Of course, the Greekness of many Asiatic provincials was only skin deep. Their Roman overlords thought them tricky, cowardly, greedy, and unreliable. They were venal confidence tricksters, and what could sometimes be a true talent for high-flying rhetoric was in the case of most Asiatics no more than a tiresome gift of the gab.

To many traditionally minded Romans, there was something still more threatening about the Greeks—their approach to religion. Official Roman religion was not intended to be emotionally satisfying; it entailed a web of complicated rituals in the home and in the public square, designed to preserve the
pax deorum
, the grace and favor of the gods. Eastern cults, by contrast, offered mysticism and their ceremonies induced out-of-body, ecstatic experiences. Initiates were often sworn to secrecy. The state, whether under the Republic or the empire, distrusted excessive excitement and was always on its guard against the
coniuratio
, the society bound together by a common oath and invisible except to its members. Cults were often expelled from Rome, but they were so popular that they kept creeping back.

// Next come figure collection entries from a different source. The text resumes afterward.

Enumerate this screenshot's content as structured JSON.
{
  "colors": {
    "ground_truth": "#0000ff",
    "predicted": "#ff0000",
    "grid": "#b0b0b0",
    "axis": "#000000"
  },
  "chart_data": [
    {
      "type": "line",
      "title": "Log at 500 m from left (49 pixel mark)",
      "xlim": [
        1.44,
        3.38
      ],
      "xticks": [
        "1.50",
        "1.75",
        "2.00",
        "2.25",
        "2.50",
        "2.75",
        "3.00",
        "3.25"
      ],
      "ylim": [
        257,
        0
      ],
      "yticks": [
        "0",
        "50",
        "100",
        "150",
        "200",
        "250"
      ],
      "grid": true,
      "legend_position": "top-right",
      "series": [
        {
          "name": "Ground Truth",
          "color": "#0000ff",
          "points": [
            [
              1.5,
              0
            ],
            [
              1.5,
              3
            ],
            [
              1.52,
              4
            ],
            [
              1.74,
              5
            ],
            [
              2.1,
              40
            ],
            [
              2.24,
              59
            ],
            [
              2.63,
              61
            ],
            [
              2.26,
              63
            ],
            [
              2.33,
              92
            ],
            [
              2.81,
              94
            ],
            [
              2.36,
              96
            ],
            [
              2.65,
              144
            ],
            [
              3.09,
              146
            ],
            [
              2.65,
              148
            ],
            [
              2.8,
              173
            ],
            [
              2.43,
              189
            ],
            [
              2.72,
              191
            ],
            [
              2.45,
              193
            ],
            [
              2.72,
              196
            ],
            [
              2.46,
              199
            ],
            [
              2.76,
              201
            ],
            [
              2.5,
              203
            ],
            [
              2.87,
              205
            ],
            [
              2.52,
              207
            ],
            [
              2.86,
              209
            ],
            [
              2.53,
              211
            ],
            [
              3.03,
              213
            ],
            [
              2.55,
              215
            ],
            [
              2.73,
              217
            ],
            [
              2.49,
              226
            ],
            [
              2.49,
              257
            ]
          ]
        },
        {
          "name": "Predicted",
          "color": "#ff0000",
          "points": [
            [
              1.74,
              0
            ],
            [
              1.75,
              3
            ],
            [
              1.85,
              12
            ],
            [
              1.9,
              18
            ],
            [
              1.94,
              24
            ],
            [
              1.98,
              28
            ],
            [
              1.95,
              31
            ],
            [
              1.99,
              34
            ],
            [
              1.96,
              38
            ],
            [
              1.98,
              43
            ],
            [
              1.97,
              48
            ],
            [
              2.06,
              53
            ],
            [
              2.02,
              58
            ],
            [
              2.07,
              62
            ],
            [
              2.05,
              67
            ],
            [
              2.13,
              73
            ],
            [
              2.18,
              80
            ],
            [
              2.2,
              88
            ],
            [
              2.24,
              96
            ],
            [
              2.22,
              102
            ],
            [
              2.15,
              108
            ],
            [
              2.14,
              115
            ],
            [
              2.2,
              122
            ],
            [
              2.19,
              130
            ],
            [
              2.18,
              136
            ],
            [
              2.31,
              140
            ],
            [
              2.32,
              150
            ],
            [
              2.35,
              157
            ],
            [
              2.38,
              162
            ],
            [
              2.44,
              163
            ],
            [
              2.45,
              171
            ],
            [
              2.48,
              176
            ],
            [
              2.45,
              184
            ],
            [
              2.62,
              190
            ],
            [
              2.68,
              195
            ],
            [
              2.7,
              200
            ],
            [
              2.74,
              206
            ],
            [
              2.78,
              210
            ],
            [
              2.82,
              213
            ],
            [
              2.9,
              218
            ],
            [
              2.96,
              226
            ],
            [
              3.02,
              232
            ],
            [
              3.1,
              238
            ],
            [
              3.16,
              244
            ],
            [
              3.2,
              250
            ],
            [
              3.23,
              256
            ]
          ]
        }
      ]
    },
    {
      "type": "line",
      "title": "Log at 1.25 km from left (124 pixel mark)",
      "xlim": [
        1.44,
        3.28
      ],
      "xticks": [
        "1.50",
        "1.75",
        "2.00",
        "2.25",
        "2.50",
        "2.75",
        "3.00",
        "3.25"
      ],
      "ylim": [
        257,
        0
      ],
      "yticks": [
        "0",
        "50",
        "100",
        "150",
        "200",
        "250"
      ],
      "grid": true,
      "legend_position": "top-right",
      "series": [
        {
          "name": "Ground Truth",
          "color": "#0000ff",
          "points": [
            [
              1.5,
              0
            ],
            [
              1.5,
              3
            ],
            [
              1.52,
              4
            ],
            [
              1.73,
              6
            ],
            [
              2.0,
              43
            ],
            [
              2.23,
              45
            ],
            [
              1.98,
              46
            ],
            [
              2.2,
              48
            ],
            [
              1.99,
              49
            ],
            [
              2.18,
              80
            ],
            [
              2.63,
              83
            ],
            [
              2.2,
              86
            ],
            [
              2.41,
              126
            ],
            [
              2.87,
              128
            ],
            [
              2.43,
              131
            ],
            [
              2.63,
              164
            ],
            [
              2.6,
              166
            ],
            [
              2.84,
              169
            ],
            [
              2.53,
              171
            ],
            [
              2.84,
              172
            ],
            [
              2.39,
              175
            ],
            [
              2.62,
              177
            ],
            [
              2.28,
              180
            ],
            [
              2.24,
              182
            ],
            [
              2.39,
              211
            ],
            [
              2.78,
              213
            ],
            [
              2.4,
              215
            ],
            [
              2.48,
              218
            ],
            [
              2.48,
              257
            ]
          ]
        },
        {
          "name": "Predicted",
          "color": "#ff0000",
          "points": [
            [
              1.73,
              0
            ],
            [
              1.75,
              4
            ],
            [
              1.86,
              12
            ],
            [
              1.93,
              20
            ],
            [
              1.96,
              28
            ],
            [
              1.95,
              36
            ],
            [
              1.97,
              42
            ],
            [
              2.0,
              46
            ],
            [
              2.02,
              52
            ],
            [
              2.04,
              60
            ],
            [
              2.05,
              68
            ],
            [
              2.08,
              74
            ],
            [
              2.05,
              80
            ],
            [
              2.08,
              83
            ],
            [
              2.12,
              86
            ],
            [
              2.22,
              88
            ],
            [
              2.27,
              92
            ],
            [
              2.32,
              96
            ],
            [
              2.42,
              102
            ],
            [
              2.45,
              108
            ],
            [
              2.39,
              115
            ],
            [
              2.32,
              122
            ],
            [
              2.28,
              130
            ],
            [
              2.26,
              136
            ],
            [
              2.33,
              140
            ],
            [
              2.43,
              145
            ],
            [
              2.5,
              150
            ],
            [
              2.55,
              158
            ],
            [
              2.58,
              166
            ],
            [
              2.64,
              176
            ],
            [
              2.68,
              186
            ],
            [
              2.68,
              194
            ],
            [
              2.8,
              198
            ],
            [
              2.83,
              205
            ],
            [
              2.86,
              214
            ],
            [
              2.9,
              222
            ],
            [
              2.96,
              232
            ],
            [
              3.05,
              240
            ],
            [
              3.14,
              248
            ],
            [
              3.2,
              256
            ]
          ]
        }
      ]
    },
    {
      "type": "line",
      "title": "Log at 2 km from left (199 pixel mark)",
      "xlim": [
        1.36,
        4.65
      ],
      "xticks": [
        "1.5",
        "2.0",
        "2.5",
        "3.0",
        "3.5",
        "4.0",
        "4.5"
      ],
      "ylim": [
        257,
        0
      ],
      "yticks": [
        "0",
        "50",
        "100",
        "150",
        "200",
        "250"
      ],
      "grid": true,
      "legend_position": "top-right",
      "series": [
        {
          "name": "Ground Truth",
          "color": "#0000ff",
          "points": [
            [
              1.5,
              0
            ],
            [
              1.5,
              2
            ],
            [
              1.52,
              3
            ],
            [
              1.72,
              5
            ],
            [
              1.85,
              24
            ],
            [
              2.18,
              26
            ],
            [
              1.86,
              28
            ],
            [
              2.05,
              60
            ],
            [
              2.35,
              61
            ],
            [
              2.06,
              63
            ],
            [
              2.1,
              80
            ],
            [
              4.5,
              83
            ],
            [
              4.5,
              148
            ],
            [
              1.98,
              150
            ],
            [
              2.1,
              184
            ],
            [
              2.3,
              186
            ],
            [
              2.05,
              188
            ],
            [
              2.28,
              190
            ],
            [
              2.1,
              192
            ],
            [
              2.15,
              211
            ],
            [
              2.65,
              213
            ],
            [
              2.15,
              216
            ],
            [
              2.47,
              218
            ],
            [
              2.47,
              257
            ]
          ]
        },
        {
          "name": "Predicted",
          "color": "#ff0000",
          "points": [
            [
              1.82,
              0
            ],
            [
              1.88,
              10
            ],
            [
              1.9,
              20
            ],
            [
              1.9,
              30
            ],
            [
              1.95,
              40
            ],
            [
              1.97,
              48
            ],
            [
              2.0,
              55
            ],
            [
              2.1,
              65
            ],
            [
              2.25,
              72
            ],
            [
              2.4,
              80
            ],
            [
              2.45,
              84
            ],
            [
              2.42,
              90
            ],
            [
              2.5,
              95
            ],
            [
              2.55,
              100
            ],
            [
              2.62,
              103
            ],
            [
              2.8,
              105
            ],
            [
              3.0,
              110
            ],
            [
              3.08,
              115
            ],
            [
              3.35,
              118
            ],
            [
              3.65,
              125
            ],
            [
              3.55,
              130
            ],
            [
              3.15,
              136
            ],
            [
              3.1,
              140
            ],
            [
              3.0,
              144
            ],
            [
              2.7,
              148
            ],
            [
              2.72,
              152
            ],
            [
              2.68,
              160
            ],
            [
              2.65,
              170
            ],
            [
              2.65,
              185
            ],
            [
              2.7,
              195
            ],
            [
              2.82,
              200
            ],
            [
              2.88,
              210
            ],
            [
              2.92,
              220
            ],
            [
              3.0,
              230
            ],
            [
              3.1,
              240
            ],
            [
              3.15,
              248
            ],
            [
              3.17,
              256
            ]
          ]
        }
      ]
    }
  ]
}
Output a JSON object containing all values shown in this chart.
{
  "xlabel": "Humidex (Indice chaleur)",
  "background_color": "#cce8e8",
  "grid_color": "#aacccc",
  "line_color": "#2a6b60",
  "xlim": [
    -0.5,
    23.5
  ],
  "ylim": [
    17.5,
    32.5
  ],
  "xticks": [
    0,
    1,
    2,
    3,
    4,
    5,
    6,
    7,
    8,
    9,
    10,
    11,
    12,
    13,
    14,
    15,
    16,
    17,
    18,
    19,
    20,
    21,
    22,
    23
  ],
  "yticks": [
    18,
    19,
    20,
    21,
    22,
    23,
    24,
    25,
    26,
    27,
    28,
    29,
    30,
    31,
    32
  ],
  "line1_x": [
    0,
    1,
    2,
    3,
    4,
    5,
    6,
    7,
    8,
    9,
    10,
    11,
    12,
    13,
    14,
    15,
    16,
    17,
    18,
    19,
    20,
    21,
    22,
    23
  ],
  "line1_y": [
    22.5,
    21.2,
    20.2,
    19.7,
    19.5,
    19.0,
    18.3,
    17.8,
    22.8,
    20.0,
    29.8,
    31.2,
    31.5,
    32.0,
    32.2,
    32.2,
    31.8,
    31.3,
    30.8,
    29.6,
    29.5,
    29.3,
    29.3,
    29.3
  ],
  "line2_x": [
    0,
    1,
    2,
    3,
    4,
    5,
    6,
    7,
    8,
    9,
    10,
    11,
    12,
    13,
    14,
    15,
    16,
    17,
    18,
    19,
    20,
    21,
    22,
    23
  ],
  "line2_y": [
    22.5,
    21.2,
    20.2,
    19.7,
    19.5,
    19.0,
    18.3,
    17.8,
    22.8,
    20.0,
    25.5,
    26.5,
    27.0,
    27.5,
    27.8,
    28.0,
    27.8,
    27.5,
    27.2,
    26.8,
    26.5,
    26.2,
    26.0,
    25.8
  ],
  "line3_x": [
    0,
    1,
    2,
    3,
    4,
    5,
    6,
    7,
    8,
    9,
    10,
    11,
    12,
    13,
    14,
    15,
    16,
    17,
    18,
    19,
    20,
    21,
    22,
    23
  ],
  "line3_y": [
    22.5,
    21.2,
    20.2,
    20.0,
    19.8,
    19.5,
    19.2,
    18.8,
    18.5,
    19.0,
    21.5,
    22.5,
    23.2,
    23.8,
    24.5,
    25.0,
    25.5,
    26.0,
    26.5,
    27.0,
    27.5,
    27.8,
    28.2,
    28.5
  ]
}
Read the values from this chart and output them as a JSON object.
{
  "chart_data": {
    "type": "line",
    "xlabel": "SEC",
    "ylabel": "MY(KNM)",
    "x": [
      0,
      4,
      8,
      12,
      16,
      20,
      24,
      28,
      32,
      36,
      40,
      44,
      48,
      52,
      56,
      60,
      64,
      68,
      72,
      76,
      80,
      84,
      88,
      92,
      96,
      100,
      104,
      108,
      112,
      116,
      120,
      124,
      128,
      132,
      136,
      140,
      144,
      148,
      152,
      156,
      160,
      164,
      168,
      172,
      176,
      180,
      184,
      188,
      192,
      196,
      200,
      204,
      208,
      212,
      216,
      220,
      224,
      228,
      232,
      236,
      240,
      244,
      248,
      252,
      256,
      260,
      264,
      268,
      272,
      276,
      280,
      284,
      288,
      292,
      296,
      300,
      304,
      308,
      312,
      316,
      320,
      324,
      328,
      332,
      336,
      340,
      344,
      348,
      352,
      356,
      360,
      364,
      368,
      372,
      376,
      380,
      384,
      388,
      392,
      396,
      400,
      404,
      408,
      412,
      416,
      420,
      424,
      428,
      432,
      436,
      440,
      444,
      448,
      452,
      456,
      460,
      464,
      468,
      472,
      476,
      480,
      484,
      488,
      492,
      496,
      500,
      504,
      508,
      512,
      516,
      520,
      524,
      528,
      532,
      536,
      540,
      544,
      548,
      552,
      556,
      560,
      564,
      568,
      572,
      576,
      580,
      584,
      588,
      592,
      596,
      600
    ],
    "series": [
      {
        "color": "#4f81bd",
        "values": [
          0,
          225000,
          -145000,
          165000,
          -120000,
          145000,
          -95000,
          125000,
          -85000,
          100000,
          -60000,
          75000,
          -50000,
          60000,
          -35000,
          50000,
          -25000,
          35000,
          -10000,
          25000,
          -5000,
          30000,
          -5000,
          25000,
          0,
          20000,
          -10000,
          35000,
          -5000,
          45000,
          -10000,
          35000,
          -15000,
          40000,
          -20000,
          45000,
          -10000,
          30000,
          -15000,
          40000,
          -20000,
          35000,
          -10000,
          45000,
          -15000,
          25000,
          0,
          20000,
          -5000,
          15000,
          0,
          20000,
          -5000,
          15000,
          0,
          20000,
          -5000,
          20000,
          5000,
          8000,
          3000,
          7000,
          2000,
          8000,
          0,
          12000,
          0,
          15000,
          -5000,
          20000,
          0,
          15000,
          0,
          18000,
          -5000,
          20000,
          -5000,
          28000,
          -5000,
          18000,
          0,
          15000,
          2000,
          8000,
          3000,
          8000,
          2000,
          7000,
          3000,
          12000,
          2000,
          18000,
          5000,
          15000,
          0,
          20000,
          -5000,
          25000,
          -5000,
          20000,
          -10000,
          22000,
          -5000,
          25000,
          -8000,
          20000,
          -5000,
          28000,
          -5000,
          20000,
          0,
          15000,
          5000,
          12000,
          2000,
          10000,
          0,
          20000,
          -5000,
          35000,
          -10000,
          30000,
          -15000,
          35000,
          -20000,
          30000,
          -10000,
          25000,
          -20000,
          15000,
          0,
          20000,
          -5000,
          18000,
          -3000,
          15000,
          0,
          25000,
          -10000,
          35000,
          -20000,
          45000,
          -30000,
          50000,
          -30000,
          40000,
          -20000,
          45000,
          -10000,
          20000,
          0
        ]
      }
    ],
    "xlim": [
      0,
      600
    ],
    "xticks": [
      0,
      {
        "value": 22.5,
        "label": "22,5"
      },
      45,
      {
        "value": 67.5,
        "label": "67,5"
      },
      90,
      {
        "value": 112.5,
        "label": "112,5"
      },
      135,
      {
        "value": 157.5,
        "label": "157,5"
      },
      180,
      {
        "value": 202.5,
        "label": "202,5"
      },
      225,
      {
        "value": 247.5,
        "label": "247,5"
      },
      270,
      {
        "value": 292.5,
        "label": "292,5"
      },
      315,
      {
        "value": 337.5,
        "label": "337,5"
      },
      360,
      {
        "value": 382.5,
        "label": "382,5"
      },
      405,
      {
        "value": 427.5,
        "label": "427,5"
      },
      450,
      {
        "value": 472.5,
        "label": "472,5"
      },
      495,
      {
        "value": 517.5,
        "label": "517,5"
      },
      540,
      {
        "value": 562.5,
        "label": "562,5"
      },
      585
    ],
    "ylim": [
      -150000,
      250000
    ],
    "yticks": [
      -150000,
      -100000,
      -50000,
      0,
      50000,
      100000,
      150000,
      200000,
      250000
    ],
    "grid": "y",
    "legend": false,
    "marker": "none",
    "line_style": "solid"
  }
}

This spiritual exoticism appealed to Hadrian’s deepest levels of feeling far more than did Rome’s traditional nit-picking
superstitio
, and would go on doing so for all his life. And so did two other oriental imports—magic and astrology. Magic had long been illegal, but became increasingly
popular under the empire. It was employed for many purposes—healing illnesses beyond the reach of conventional medicine; hurting, even killing, one’s enemies; stimulating erotic love; ensuring the victory or defeat of a charioteer at the races.

This last was the purpose of a curse tablet in lead found by archaeologists, which still conveys a strong stench of hatred two millennia later. It demands of a powerful spirit, or
daimon
,

from this day, from this moment that you torture the horses of the Greens and Whites [chariot teams]. Kill them! The charioteers Glarus and Felix and Primulus and Romanus, kill them! Crash them! Leave no breath in them!

Spell books were published and “magical papyri” have been unearthed from the bone-dry sands of Egypt that reveal the lengths to which people were willing to go to unleash the powers of darkness.

One of magic’s key principles was
sympatheia
, or “fellow feeling.” This allowed the part to be taken for the whole,
pars pro toto—
hence the removal from barbershops of hair or nail clippings, which gave the spellbinder power over their owner. Alternatively, and more ambitiously, the principle of “like for like” explained the use of wax dolls which, when pierced with a needle, communicated pain, even death, to their human originals. Another version of
similia similibus
entailed human sacrifice, where one living person was killed either to save another or to preserve the state, or in an act of self-immolation volunteered his or her own life. But in these days such a tragic transaction was rare, and the Baetican teenager had no grounds for supposing that it would ever apply to him, or anyone he might come to love.